E così l'otto gennaio l'accompagnai per l'ultima volta dalla cattedrale di Boston “hdy cross” (santa croce) al cimitero di Capps' Hill. In quel luogo dove avevo seppellito mio marito e mio padre. Percorremmo un sentiero di sassolini bianchi e grigi che scricchiolavano sotto i piedi, gli alberi erano secchi e spogli. Alle quattro del pomeriggio il cielo cominciava a imbrunire e il vento soffiava gelido. Per circa dieci minuti restai assorta nei miei pensieri. Si occupò di tutto lo studio notarile, la signora Betty aveva lasciato scritto le sue ultime volontà. Un suo desiderio fu di essere seppellita accanto alla figlia Rosie, mai nata.
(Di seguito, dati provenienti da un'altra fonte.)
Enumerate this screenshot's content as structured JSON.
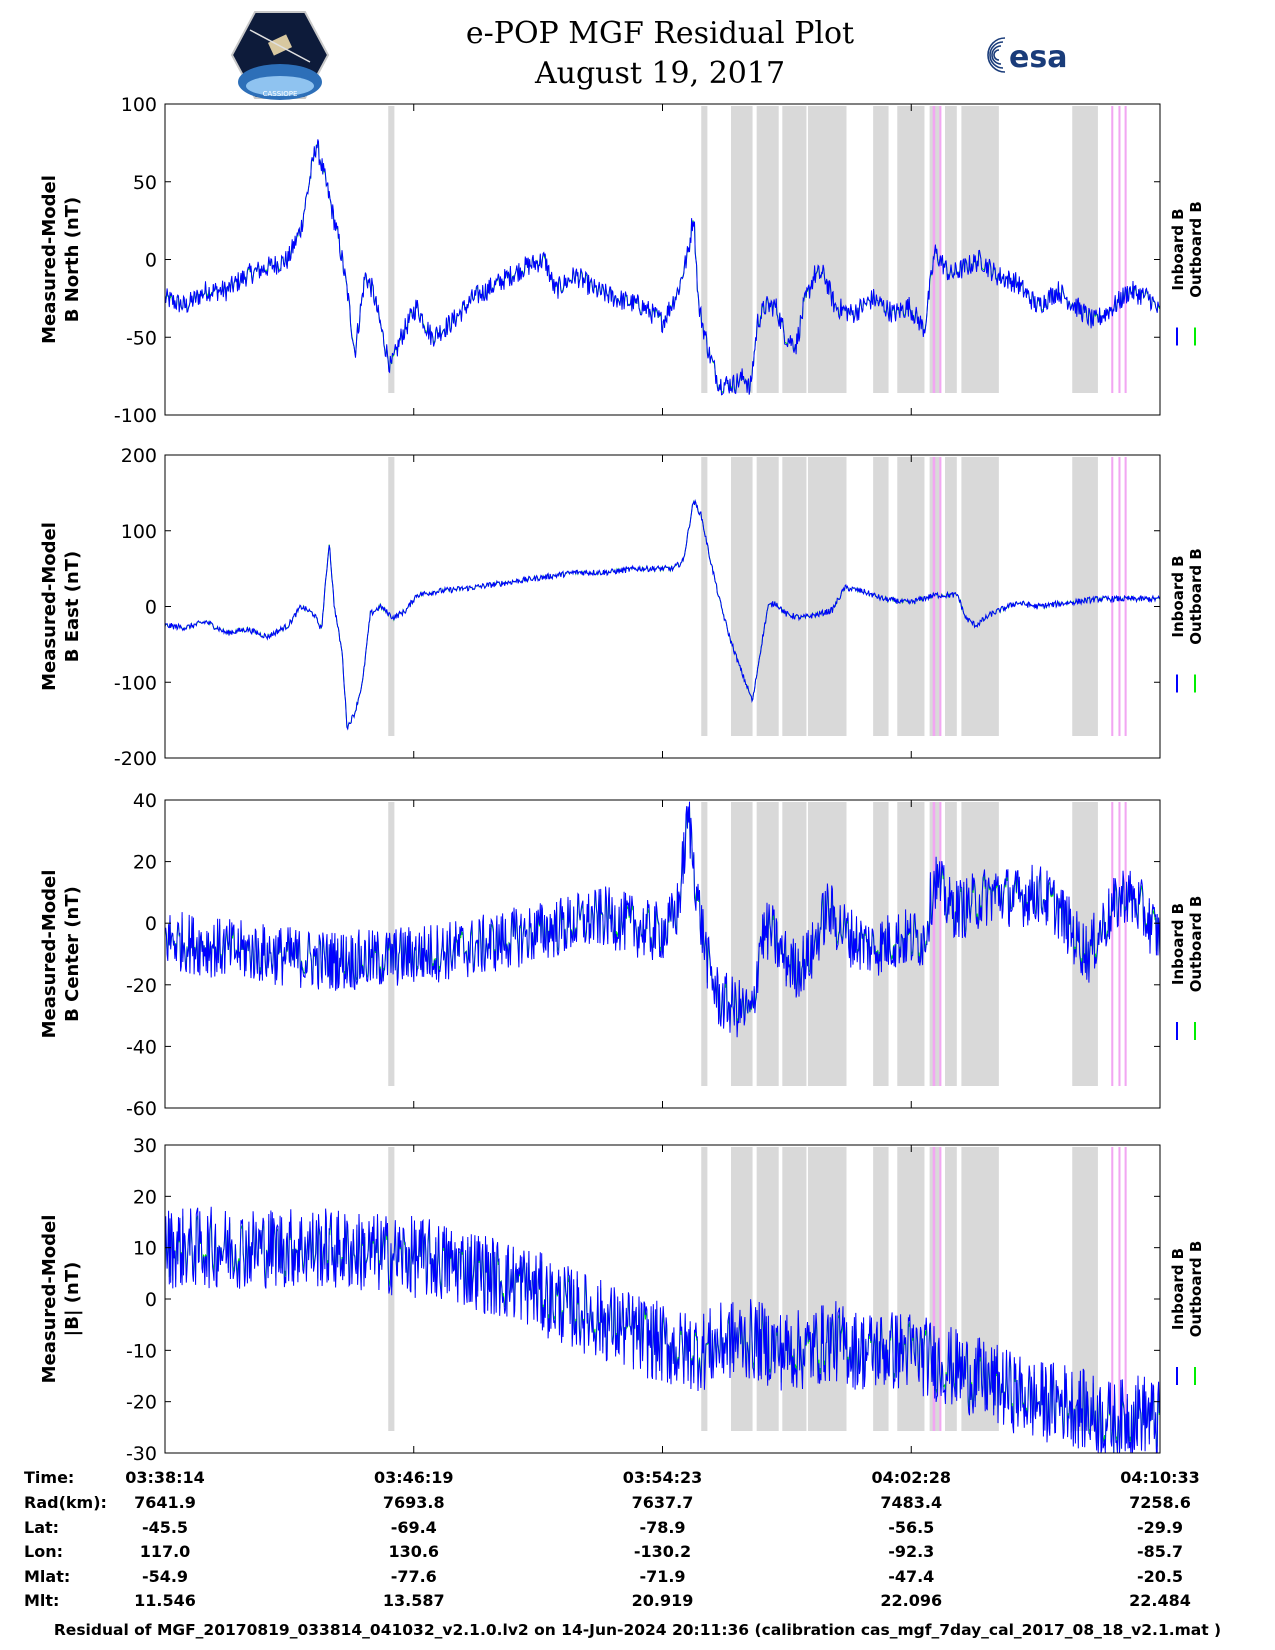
{
  "header": {
    "title_line1": "e-POP MGF Residual Plot",
    "title_line2": "August 19, 2017",
    "logo_left_text": "CASSIOPE",
    "logo_right_text": "esa"
  },
  "colors": {
    "inboard": "#0000ff",
    "outboard": "#00ee00",
    "gray_band": "#d9d9d9",
    "pink_band": "#f2a6f2"
  },
  "chart_data": {
    "type": "line",
    "x_range_seconds": [
      0,
      1939
    ],
    "x_ticks": [
      "03:38:14",
      "03:46:19",
      "03:54:23",
      "04:02:28",
      "04:10:33"
    ],
    "legend": [
      "Inboard B",
      "Outboard B"
    ],
    "gray_bands_seconds": [
      [
        435,
        447
      ],
      [
        1045,
        1057
      ],
      [
        1103,
        1145
      ],
      [
        1153,
        1196
      ],
      [
        1203,
        1250
      ],
      [
        1253,
        1328
      ],
      [
        1328,
        1325
      ],
      [
        1380,
        1410
      ],
      [
        1427,
        1480
      ],
      [
        1490,
        1510
      ],
      [
        1520,
        1543
      ],
      [
        1552,
        1625
      ],
      [
        1768,
        1818
      ]
    ],
    "pink_bands_seconds": [
      [
        1496,
        1501
      ],
      [
        1509,
        1513
      ],
      [
        1844,
        1848
      ],
      [
        1858,
        1862
      ],
      [
        1870,
        1874
      ]
    ],
    "panels": [
      {
        "id": "b-north",
        "ylabel_line1": "Measured-Model",
        "ylabel_line2": "B North (nT)",
        "ylim": [
          -100,
          100
        ],
        "yticks": [
          100,
          50,
          0,
          -50,
          -100
        ],
        "series_trend": [
          [
            0,
            -25
          ],
          [
            40,
            -30
          ],
          [
            80,
            -20
          ],
          [
            120,
            -20
          ],
          [
            160,
            -10
          ],
          [
            200,
            -5
          ],
          [
            240,
            0
          ],
          [
            265,
            20
          ],
          [
            295,
            75
          ],
          [
            320,
            40
          ],
          [
            340,
            10
          ],
          [
            355,
            -20
          ],
          [
            370,
            -60
          ],
          [
            390,
            -10
          ],
          [
            405,
            -20
          ],
          [
            425,
            -50
          ],
          [
            440,
            -70
          ],
          [
            460,
            -50
          ],
          [
            490,
            -30
          ],
          [
            520,
            -50
          ],
          [
            560,
            -40
          ],
          [
            600,
            -25
          ],
          [
            650,
            -15
          ],
          [
            700,
            -5
          ],
          [
            740,
            0
          ],
          [
            760,
            -20
          ],
          [
            800,
            -10
          ],
          [
            840,
            -20
          ],
          [
            880,
            -25
          ],
          [
            930,
            -30
          ],
          [
            970,
            -40
          ],
          [
            1000,
            -20
          ],
          [
            1020,
            5
          ],
          [
            1030,
            30
          ],
          [
            1040,
            -30
          ],
          [
            1060,
            -60
          ],
          [
            1080,
            -80
          ],
          [
            1110,
            -80
          ],
          [
            1130,
            -75
          ],
          [
            1140,
            -85
          ],
          [
            1155,
            -40
          ],
          [
            1170,
            -30
          ],
          [
            1190,
            -30
          ],
          [
            1210,
            -50
          ],
          [
            1230,
            -55
          ],
          [
            1245,
            -30
          ],
          [
            1265,
            -10
          ],
          [
            1285,
            -10
          ],
          [
            1305,
            -30
          ],
          [
            1340,
            -35
          ],
          [
            1380,
            -25
          ],
          [
            1420,
            -35
          ],
          [
            1450,
            -30
          ],
          [
            1480,
            -45
          ],
          [
            1500,
            5
          ],
          [
            1530,
            -10
          ],
          [
            1560,
            -5
          ],
          [
            1590,
            0
          ],
          [
            1620,
            -10
          ],
          [
            1660,
            -15
          ],
          [
            1700,
            -30
          ],
          [
            1740,
            -20
          ],
          [
            1775,
            -30
          ],
          [
            1810,
            -40
          ],
          [
            1850,
            -30
          ],
          [
            1880,
            -20
          ],
          [
            1920,
            -25
          ],
          [
            1939,
            -35
          ]
        ],
        "noise_amplitude": 7
      },
      {
        "id": "b-east",
        "ylabel_line1": "Measured-Model",
        "ylabel_line2": "B East (nT)",
        "ylim": [
          -200,
          200
        ],
        "yticks": [
          200,
          100,
          0,
          -100,
          -200
        ],
        "series_trend": [
          [
            0,
            -25
          ],
          [
            40,
            -28
          ],
          [
            80,
            -20
          ],
          [
            120,
            -35
          ],
          [
            160,
            -30
          ],
          [
            200,
            -40
          ],
          [
            240,
            -25
          ],
          [
            265,
            0
          ],
          [
            290,
            -10
          ],
          [
            305,
            -30
          ],
          [
            320,
            85
          ],
          [
            330,
            0
          ],
          [
            345,
            -60
          ],
          [
            355,
            -160
          ],
          [
            370,
            -140
          ],
          [
            385,
            -100
          ],
          [
            400,
            -10
          ],
          [
            420,
            0
          ],
          [
            445,
            -15
          ],
          [
            470,
            -5
          ],
          [
            490,
            15
          ],
          [
            530,
            20
          ],
          [
            600,
            25
          ],
          [
            650,
            30
          ],
          [
            700,
            35
          ],
          [
            750,
            40
          ],
          [
            800,
            45
          ],
          [
            860,
            45
          ],
          [
            920,
            50
          ],
          [
            990,
            50
          ],
          [
            1010,
            60
          ],
          [
            1030,
            140
          ],
          [
            1045,
            120
          ],
          [
            1060,
            70
          ],
          [
            1080,
            10
          ],
          [
            1100,
            -40
          ],
          [
            1120,
            -80
          ],
          [
            1145,
            -125
          ],
          [
            1160,
            -60
          ],
          [
            1175,
            0
          ],
          [
            1190,
            5
          ],
          [
            1210,
            -10
          ],
          [
            1240,
            -15
          ],
          [
            1275,
            -10
          ],
          [
            1300,
            -5
          ],
          [
            1325,
            25
          ],
          [
            1360,
            20
          ],
          [
            1400,
            10
          ],
          [
            1450,
            5
          ],
          [
            1500,
            15
          ],
          [
            1545,
            15
          ],
          [
            1560,
            -15
          ],
          [
            1580,
            -25
          ],
          [
            1610,
            -10
          ],
          [
            1660,
            5
          ],
          [
            1700,
            0
          ],
          [
            1760,
            5
          ],
          [
            1820,
            10
          ],
          [
            1880,
            10
          ],
          [
            1939,
            10
          ]
        ],
        "noise_amplitude": 4
      },
      {
        "id": "b-center",
        "ylabel_line1": "Measured-Model",
        "ylabel_line2": "B Center (nT)",
        "ylim": [
          -60,
          40
        ],
        "yticks": [
          40,
          20,
          0,
          -20,
          -40,
          -60
        ],
        "series_trend": [
          [
            0,
            -5
          ],
          [
            100,
            -8
          ],
          [
            200,
            -10
          ],
          [
            300,
            -12
          ],
          [
            400,
            -12
          ],
          [
            500,
            -10
          ],
          [
            600,
            -8
          ],
          [
            700,
            -4
          ],
          [
            800,
            0
          ],
          [
            860,
            2
          ],
          [
            900,
            0
          ],
          [
            950,
            -3
          ],
          [
            980,
            -2
          ],
          [
            1000,
            5
          ],
          [
            1020,
            35
          ],
          [
            1040,
            5
          ],
          [
            1060,
            -15
          ],
          [
            1080,
            -25
          ],
          [
            1120,
            -28
          ],
          [
            1145,
            -30
          ],
          [
            1160,
            -5
          ],
          [
            1180,
            -2
          ],
          [
            1200,
            -10
          ],
          [
            1230,
            -15
          ],
          [
            1260,
            -10
          ],
          [
            1290,
            5
          ],
          [
            1310,
            0
          ],
          [
            1340,
            -5
          ],
          [
            1380,
            -8
          ],
          [
            1430,
            -5
          ],
          [
            1480,
            -5
          ],
          [
            1500,
            15
          ],
          [
            1530,
            5
          ],
          [
            1560,
            5
          ],
          [
            1590,
            8
          ],
          [
            1620,
            10
          ],
          [
            1660,
            8
          ],
          [
            1700,
            10
          ],
          [
            1740,
            5
          ],
          [
            1775,
            -5
          ],
          [
            1800,
            -10
          ],
          [
            1830,
            0
          ],
          [
            1870,
            10
          ],
          [
            1900,
            5
          ],
          [
            1939,
            -5
          ]
        ],
        "noise_amplitude": 10
      },
      {
        "id": "b-magnitude",
        "ylabel_line1": "Measured-Model",
        "ylabel_line2": "|B| (nT)",
        "ylim": [
          -30,
          30
        ],
        "yticks": [
          30,
          20,
          10,
          0,
          -10,
          -20,
          -30
        ],
        "series_trend": [
          [
            0,
            10
          ],
          [
            100,
            10
          ],
          [
            200,
            10
          ],
          [
            300,
            10
          ],
          [
            400,
            9
          ],
          [
            500,
            8
          ],
          [
            600,
            6
          ],
          [
            650,
            4
          ],
          [
            700,
            3
          ],
          [
            750,
            0
          ],
          [
            800,
            -2
          ],
          [
            850,
            -4
          ],
          [
            900,
            -6
          ],
          [
            950,
            -8
          ],
          [
            1000,
            -10
          ],
          [
            1050,
            -10
          ],
          [
            1100,
            -8
          ],
          [
            1150,
            -8
          ],
          [
            1200,
            -10
          ],
          [
            1250,
            -10
          ],
          [
            1300,
            -8
          ],
          [
            1350,
            -10
          ],
          [
            1400,
            -10
          ],
          [
            1450,
            -10
          ],
          [
            1500,
            -12
          ],
          [
            1550,
            -14
          ],
          [
            1600,
            -16
          ],
          [
            1650,
            -18
          ],
          [
            1700,
            -20
          ],
          [
            1750,
            -20
          ],
          [
            1800,
            -22
          ],
          [
            1850,
            -24
          ],
          [
            1900,
            -22
          ],
          [
            1939,
            -24
          ]
        ],
        "noise_amplitude": 8
      }
    ]
  },
  "info_table": {
    "rows": [
      {
        "label": "Time:",
        "values": [
          "03:38:14",
          "03:46:19",
          "03:54:23",
          "04:02:28",
          "04:10:33"
        ]
      },
      {
        "label": "Rad(km):",
        "values": [
          "7641.9",
          "7693.8",
          "7637.7",
          "7483.4",
          "7258.6"
        ]
      },
      {
        "label": "Lat:",
        "values": [
          "-45.5",
          "-69.4",
          "-78.9",
          "-56.5",
          "-29.9"
        ]
      },
      {
        "label": "Lon:",
        "values": [
          "117.0",
          "130.6",
          "-130.2",
          "-92.3",
          "-85.7"
        ]
      },
      {
        "label": "Mlat:",
        "values": [
          "-54.9",
          "-77.6",
          "-71.9",
          "-47.4",
          "-20.5"
        ]
      },
      {
        "label": "Mlt:",
        "values": [
          "11.546",
          "13.587",
          "20.919",
          "22.096",
          "22.484"
        ]
      }
    ]
  },
  "footer": {
    "text": "Residual of MGF_20170819_033814_041032_v2.1.0.lv2 on 14-Jun-2024 20:11:36 (calibration cas_mgf_7day_cal_2017_08_18_v2.1.mat )"
  }
}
Guardavo quella piccola lapide con ancora in un vaso le rose bianche riposte dalla signora Betty, non credevo a quello che stavo vivendo. Tenendo per mano mia mamma, ci avviammo all'uscita del cimitero, tra lapidi, statue, lumini, giardini, pozzanghere, quel luogo sembrava immenso, non finiva mai. In un silenzio irreale rientrammo a casa, mi addormentai piangendo con accanto Licorice da un lato e dall'altro la mamma che amorevolmente accarezzava i miei capelli. Non ero pronta alla perdita della mia cara vicina. Intanto in quei giorni, con l'aiuto della mamma, preparai gli ultimi scatoloni per il trasloco. La piccola Licorice dormiva acciambellata nella sua cesta, ogni tanto drizzava le sue minuscole orecchie, apriva gli occhi e si guardava intorno, per poi ritornare ad appisolarsi. Mi chinai ad accarezzarla, povera bestiola si sentiva smarrita. Mi soffermavo a guardare fuori dalla finestra, la signora Betty mi mancava, mi chiedevo perché, ma alcuni “perché” non avevano risposta. La vicinanza di mia madre mi confortava, sarebbe rimasta con me anche per il mio trasloco. Dopo una notte insonne, mi alzai e sorseggiai il mio caffè bollente, suonò il campanello posai la tazza e andai a aprire. Era il postino che mi consegnò una raccomandata, una lettera spedita dallo studio del notaio Peeter Alden. Chiusi la porta, appoggiai le spalle su di essa, cominciai a chiedermi cosa contenesse, guardai mia madre.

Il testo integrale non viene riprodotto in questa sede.